Reece follows them into the kitchen, his arms filled with gifts, his cheeks red with cold.
“Reece! We didn’t hear your car!”
“You must have been making too much noise.” He smiles, leaning in to kiss Steffi on the
cheek. “The Tollemache family has never exactly been known to be quiet.”
They exchange smiles, for Callie was always the loudest of them all. She was the one always teasing, roaring with laughter at nothing other than the sheer joy she took in living.
“Where’ve you been?” Lila throws her arms around Reece, then steps back to berate him. “We’ve barely seen you since Carl was born.”
“Me?” Reece starts laughing. “You’re the one who keeps complaining she’s swimming in sterilizers and breast pads every time I phone, and oops, I have to go, the baby just woke up.”
“Okay, okay,” she grumbles. “Fair enough.”
“Can I hold the baby?” Eliza appears in front of Lila, looking up hopefully.
“Of course. But you have to sit down. I’ll bring him to you.” Then she takes Carl from Ed, and places him gently in Eliza’s arms. Eliza’s face lights up as she gazes at him.
“He’s so tiny!” she says.
“He’s actually pretty huge.” Lila laughs. “Off the charts in terms of percentile. Height and weight, I mean. Hey, baby,” she says, leaning down and looking him in the eye, “what do you think of your auntie Eliza?”
“Am I really his auntie?”
“Not officially, but I consider you my family, so I’d have to say yes.”
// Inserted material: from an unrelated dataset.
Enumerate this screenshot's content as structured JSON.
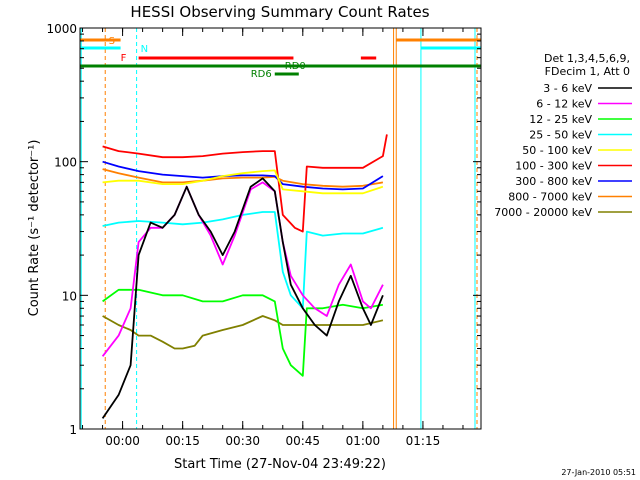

Reece leans back against the kitchen counter and smiles, watching his kids. He loved them from the minute they emerged from Callie’s body, but he didn’t know them in the way he knows them now, didn’t appreciate them the way he does now.
They are amazing. He finds himself hugging them tightly every day, marveling at how they squirm to get away, how resilient they are, how well they are doing, given everything that has happened.
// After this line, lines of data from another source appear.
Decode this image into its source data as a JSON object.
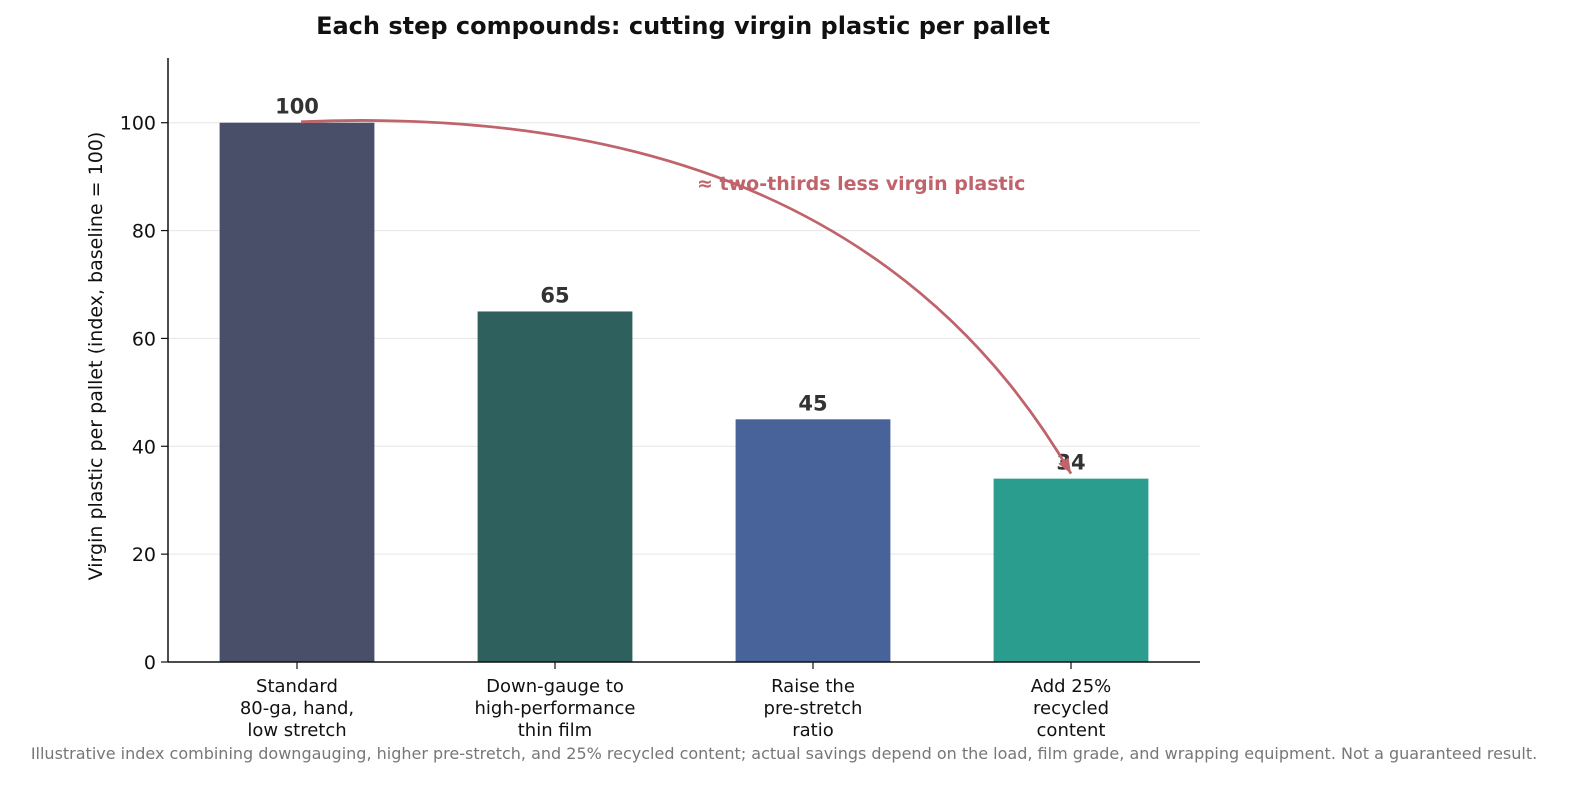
{
  "chart_data": {
    "type": "bar",
    "title": "Each step compounds: cutting virgin plastic per pallet",
    "ylabel": "Virgin plastic per pallet (index, baseline = 100)",
    "xlabel": "",
    "ylim": [
      0,
      112
    ],
    "yticks": [
      0,
      20,
      40,
      60,
      80,
      100
    ],
    "grid": "y",
    "categories": [
      [
        "Standard",
        "80-ga, hand,",
        "low stretch"
      ],
      [
        "Down-gauge to",
        "high-performance",
        "thin film"
      ],
      [
        "Raise the",
        "pre-stretch",
        "ratio"
      ],
      [
        "Add 25%",
        "recycled",
        "content"
      ]
    ],
    "values": [
      100,
      65,
      45,
      34
    ],
    "colors": [
      "#4a4f69",
      "#2e615e",
      "#48629a",
      "#2a9d8f"
    ],
    "annotation": {
      "text": "≈ two-thirds less virgin plastic",
      "color": "#c0636b",
      "from_category": 0,
      "to_category": 3
    },
    "footnote": "Illustrative index combining downgauging, higher pre-stretch, and 25% recycled content; actual savings depend on the load, film grade, and wrapping equipment. Not a guaranteed result."
  }
}
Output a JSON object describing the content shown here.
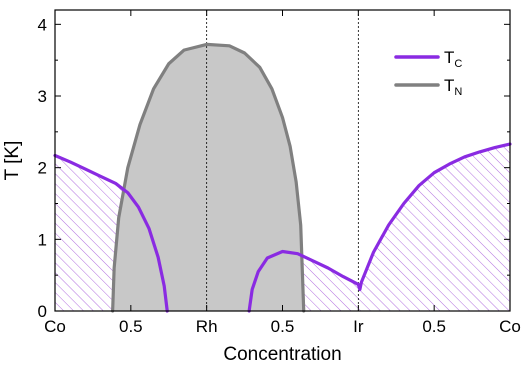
{
  "chart_data": {
    "type": "area",
    "xlabel": "Concentration",
    "ylabel": "T [K]",
    "ylim": [
      0,
      4.2
    ],
    "x_tick_labels": [
      "Co",
      "0.5",
      "Rh",
      "0.5",
      "Ir",
      "0.5",
      "Co"
    ],
    "y_tick_labels": [
      "0",
      "1",
      "2",
      "3",
      "4"
    ],
    "x_position_note": "x axis spans Co(0) -> Rh(1) -> Ir(2) -> Co(3) in composition units",
    "vertical_reference_lines_at": [
      1,
      2
    ],
    "legend": [
      {
        "label": "T",
        "subscript": "C",
        "color": "#8a2be2"
      },
      {
        "label": "T",
        "subscript": "N",
        "color": "#808080"
      }
    ],
    "series": [
      {
        "name": "TC",
        "color": "#8a2be2",
        "fill": "hatched",
        "segments": [
          [
            [
              0,
              2.17
            ],
            [
              0.1,
              2.08
            ],
            [
              0.2,
              1.98
            ],
            [
              0.3,
              1.88
            ],
            [
              0.4,
              1.78
            ],
            [
              0.48,
              1.65
            ],
            [
              0.55,
              1.45
            ],
            [
              0.62,
              1.15
            ],
            [
              0.68,
              0.75
            ],
            [
              0.72,
              0.35
            ],
            [
              0.74,
              0
            ]
          ],
          [
            [
              1.28,
              0
            ],
            [
              1.3,
              0.3
            ],
            [
              1.34,
              0.55
            ],
            [
              1.4,
              0.74
            ],
            [
              1.5,
              0.83
            ],
            [
              1.6,
              0.8
            ],
            [
              1.7,
              0.7
            ],
            [
              1.8,
              0.6
            ],
            [
              1.9,
              0.48
            ],
            [
              2,
              0.37
            ],
            [
              2.01,
              0.3
            ],
            [
              2.02,
              0.4
            ],
            [
              2.1,
              0.82
            ],
            [
              2.2,
              1.2
            ],
            [
              2.3,
              1.5
            ],
            [
              2.4,
              1.75
            ],
            [
              2.5,
              1.93
            ],
            [
              2.6,
              2.05
            ],
            [
              2.7,
              2.15
            ],
            [
              2.8,
              2.22
            ],
            [
              2.9,
              2.28
            ],
            [
              3,
              2.33
            ]
          ]
        ]
      },
      {
        "name": "TN",
        "color": "#808080",
        "fill": "#c8c8c8",
        "segments": [
          [
            [
              0.38,
              0
            ],
            [
              0.39,
              0.6
            ],
            [
              0.42,
              1.3
            ],
            [
              0.48,
              2
            ],
            [
              0.56,
              2.6
            ],
            [
              0.65,
              3.1
            ],
            [
              0.75,
              3.45
            ],
            [
              0.85,
              3.64
            ],
            [
              1,
              3.72
            ],
            [
              1.15,
              3.7
            ],
            [
              1.25,
              3.6
            ],
            [
              1.35,
              3.4
            ],
            [
              1.43,
              3.1
            ],
            [
              1.5,
              2.7
            ],
            [
              1.55,
              2.3
            ],
            [
              1.59,
              1.8
            ],
            [
              1.62,
              1.2
            ],
            [
              1.63,
              0.6
            ],
            [
              1.64,
              0
            ]
          ]
        ]
      }
    ]
  }
}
Callie is still very much present. They talk about her, and talk to her. There are no subjects off-limits, nothing that cannot be said. It is hardest at night, the nights they can’t sleep, appearing next to his bed with tear-stained faces. He will take their hands and walk them back to their bedrooms, tuck them into bed and stroke their backs as he whispers stories of when they were babies, of Mommy.